Sleep Sci. 2018 Mar-Apr;11(2):56-64. doi: 10.5935/1984-0063.20180013.


Over the last three to four decades, it has been observed that the average total number of hours of sleep obtained per night by normal individuals have decreased. Concomitantly, global figures indicate that insufficient sleep is associated with serious adverse health and social outcomes. Moreover, insufficient sleep has been linked to seven of the fifteen leading causes of death. Additionally, current evidence suggests that sleep plays a significant role in determining cognitive performance and workplace productivity. There is a great need for a systematic analysis of the economic impact of insufficient sleep, particularly given current evidence that this phenomenon, as well as the poor sleep hygiene practices which produce it, is increasing worldwide.
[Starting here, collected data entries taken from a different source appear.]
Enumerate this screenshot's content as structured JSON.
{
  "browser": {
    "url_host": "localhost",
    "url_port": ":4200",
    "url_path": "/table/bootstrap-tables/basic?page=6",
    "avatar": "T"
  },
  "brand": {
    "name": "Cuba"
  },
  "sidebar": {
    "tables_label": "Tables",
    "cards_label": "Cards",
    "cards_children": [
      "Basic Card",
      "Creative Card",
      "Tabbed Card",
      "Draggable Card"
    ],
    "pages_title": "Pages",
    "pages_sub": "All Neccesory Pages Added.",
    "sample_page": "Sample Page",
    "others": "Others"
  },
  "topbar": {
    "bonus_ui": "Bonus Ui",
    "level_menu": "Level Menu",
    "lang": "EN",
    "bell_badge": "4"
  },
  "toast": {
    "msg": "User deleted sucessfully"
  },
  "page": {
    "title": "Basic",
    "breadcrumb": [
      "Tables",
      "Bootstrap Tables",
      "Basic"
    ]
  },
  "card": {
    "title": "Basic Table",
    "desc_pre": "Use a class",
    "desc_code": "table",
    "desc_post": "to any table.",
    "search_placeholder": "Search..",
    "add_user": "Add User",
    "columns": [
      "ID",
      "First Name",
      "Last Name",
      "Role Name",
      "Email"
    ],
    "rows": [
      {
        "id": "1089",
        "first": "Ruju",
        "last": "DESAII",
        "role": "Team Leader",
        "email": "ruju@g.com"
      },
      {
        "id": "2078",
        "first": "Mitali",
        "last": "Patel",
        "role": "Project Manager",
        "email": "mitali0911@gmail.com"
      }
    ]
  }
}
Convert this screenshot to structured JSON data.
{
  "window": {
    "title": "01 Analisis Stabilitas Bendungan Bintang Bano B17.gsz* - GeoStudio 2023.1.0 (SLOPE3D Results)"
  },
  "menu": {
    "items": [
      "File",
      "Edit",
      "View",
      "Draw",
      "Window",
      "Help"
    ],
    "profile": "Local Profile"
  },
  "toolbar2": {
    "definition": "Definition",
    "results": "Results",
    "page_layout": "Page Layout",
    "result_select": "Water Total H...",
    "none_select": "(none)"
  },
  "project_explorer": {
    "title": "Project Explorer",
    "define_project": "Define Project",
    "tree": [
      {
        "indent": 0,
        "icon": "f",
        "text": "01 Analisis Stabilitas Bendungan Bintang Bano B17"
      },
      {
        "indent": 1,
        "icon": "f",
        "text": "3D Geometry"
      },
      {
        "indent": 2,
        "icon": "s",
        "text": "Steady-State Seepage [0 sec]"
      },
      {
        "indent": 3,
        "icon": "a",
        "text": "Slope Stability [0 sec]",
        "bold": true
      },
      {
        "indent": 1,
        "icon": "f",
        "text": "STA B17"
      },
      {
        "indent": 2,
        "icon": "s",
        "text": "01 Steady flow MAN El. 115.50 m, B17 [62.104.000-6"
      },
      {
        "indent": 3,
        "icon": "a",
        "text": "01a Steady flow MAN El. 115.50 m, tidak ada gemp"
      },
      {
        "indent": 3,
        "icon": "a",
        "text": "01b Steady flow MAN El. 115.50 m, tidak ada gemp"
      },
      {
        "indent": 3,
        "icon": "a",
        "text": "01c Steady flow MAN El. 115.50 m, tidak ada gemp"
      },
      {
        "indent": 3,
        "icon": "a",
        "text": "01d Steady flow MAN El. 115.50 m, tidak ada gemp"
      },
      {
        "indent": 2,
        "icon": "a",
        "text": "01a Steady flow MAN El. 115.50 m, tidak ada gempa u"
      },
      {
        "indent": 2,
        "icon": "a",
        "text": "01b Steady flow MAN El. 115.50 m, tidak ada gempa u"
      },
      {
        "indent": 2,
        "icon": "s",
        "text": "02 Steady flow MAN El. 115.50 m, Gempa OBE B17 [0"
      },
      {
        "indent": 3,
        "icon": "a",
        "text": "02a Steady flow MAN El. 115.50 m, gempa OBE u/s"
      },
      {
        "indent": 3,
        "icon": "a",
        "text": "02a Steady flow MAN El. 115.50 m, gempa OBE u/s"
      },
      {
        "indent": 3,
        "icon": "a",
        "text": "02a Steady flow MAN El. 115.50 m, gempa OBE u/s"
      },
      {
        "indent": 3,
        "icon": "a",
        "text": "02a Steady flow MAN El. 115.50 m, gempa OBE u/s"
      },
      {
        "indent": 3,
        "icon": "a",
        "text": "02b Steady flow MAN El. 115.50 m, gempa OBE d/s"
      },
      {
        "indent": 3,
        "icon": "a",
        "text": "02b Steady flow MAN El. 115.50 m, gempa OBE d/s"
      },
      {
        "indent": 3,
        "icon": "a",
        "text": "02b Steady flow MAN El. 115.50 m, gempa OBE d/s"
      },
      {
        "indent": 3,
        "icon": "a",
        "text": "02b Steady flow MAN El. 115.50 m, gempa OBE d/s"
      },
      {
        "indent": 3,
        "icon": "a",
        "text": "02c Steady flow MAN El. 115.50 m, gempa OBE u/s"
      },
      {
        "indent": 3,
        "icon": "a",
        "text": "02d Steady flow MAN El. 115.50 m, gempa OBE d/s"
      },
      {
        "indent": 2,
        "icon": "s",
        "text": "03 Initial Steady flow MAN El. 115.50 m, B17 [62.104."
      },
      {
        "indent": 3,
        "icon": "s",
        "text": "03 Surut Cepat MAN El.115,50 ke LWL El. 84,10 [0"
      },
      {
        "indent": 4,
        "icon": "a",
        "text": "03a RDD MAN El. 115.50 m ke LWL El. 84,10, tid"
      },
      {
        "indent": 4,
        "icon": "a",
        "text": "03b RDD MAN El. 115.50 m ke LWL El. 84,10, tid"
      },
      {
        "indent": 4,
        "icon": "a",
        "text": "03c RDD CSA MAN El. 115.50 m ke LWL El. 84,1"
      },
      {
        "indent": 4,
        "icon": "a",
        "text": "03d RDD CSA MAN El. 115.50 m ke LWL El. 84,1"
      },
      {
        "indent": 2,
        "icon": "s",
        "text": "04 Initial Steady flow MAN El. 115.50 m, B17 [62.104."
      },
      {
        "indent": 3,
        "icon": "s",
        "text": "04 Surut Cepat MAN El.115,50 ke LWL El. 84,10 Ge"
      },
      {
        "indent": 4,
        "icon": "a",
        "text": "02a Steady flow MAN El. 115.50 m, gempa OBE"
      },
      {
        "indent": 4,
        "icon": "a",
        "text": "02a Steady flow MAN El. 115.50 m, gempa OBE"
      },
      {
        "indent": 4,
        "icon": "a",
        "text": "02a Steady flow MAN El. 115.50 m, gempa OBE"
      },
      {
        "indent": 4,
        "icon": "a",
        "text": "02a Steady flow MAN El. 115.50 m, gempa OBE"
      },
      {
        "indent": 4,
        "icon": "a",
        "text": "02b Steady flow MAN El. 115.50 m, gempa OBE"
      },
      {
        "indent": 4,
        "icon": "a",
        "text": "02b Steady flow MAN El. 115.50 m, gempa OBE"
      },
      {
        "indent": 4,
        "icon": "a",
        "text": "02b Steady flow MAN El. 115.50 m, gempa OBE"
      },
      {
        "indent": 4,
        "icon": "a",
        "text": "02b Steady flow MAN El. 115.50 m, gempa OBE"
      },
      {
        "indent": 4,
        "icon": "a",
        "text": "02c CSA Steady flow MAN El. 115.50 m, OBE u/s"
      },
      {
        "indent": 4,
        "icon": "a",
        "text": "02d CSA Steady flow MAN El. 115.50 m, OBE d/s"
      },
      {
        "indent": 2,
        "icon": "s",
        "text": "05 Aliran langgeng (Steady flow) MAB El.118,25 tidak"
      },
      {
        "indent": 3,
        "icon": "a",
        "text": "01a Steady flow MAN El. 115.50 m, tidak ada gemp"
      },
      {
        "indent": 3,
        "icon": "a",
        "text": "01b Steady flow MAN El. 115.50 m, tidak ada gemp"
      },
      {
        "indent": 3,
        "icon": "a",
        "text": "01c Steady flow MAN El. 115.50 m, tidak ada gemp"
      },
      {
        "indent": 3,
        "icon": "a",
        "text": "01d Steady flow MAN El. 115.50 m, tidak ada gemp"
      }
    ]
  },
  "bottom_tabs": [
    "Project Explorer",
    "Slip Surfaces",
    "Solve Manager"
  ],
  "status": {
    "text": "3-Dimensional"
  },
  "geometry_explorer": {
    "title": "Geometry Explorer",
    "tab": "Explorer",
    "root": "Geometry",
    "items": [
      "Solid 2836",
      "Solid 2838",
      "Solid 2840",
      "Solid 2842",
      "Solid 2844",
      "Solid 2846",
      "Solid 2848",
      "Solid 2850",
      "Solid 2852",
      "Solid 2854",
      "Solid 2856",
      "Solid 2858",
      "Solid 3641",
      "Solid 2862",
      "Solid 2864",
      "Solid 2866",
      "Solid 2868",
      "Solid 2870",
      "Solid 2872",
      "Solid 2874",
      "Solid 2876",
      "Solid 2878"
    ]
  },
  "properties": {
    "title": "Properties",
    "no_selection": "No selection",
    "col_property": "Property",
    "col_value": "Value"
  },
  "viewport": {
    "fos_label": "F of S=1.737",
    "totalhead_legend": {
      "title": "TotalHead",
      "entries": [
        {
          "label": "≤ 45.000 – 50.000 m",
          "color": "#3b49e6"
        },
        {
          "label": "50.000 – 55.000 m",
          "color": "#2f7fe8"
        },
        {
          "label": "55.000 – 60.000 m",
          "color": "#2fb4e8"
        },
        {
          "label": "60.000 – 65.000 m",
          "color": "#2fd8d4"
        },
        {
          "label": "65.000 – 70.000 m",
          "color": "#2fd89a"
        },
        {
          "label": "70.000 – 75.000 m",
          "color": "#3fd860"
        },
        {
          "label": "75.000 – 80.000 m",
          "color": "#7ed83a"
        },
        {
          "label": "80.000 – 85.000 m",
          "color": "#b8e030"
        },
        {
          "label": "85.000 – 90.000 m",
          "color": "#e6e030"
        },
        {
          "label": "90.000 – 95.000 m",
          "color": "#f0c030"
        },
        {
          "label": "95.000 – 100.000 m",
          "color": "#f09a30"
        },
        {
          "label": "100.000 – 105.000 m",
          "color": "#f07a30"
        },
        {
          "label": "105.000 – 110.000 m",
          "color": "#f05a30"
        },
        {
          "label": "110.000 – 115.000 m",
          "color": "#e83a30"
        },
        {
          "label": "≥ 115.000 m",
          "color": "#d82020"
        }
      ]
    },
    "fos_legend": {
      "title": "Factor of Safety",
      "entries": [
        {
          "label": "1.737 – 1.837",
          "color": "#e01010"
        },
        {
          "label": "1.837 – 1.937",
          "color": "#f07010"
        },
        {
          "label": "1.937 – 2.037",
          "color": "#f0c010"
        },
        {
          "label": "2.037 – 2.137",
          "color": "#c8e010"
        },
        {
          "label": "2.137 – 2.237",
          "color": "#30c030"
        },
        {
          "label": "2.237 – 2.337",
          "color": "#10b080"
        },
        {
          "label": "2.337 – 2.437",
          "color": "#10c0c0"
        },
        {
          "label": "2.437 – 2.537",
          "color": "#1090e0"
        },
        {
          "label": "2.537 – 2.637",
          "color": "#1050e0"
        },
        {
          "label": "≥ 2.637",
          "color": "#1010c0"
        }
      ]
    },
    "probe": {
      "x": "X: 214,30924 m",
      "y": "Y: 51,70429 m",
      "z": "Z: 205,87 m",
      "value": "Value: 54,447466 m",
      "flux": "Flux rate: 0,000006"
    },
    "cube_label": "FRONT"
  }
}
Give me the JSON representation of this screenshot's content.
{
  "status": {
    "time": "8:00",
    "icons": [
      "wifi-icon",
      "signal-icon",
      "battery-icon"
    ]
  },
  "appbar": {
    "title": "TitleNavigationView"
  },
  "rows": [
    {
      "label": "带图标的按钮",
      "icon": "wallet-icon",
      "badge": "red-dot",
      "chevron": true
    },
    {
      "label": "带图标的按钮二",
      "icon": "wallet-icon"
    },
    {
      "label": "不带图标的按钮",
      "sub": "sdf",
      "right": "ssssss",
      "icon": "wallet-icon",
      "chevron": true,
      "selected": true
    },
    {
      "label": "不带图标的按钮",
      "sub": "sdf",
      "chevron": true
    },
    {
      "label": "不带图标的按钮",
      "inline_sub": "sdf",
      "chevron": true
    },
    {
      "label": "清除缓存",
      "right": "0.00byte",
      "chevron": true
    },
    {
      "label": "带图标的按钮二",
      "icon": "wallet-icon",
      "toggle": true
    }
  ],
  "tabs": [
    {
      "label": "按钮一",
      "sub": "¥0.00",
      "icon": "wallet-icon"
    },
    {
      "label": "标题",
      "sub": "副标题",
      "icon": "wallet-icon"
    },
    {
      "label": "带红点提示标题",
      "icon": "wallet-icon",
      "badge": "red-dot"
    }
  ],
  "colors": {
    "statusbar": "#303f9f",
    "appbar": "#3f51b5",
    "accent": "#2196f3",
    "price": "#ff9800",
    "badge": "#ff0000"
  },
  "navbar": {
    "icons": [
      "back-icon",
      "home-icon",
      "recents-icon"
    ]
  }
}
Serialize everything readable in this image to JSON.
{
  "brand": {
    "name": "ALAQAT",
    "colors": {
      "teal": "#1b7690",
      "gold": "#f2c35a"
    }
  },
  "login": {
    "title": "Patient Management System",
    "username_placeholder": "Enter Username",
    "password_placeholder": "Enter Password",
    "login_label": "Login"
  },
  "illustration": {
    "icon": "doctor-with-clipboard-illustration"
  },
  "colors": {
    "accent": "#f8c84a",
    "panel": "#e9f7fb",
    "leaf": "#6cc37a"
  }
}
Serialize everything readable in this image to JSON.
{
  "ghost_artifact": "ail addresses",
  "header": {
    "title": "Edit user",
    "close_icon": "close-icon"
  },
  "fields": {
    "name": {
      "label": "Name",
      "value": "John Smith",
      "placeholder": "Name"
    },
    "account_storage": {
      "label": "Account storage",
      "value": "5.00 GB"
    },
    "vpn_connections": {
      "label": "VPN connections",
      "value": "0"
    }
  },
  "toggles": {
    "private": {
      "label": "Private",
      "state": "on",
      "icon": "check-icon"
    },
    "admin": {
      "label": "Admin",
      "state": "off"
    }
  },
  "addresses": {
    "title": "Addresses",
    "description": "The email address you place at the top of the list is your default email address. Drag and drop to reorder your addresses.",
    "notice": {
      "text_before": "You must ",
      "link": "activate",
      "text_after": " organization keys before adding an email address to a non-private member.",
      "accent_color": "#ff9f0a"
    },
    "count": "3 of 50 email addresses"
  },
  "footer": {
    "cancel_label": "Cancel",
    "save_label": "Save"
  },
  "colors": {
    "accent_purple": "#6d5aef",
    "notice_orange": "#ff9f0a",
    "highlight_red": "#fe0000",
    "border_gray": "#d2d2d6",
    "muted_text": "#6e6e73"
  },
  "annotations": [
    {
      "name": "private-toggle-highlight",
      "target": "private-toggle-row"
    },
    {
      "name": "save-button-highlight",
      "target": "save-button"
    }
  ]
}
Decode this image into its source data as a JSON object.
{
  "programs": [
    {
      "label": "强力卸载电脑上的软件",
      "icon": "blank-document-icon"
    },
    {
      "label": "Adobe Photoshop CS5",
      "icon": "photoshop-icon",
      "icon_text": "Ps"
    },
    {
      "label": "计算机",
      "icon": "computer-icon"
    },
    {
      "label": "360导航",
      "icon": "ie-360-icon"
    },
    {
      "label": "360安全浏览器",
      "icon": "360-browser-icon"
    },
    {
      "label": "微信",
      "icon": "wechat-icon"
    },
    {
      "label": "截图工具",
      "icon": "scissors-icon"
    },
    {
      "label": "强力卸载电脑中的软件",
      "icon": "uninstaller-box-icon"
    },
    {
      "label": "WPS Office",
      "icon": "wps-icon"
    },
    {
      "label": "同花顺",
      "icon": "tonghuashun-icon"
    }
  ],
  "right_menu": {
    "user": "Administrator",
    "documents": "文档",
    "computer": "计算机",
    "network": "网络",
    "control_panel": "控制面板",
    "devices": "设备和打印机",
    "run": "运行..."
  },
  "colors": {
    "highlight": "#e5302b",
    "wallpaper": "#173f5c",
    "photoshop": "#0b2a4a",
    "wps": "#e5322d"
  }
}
This paper takes the view that health authorities around the world need to raise the general awareness of benefits of sleep. There is considerable scope for research into both the public health impact as well as the macroeconomic consequences of insufficient sleep syndrome (ISS). Additionally, various models which estimate the undiagnosed burden of ISS on the GDP (gross domestic product) are needed to prioritize health issues and to highlight the national policies that are necessary to combat this medical problem. Sleep insufficiency has been declared to be a 'public health epidemic'; therefore, we propose ISS as a potential noncommunicable disease. This review elaborates on this topic further, exploring the causes and consequences of insufficient sleep, and thus providing a perspective on the policies that are needed as well as the research that will be required to support and justify these policies.

Keywords: Epidemics; Morbidity; Mortality; Public Health; Sleep Deprivation.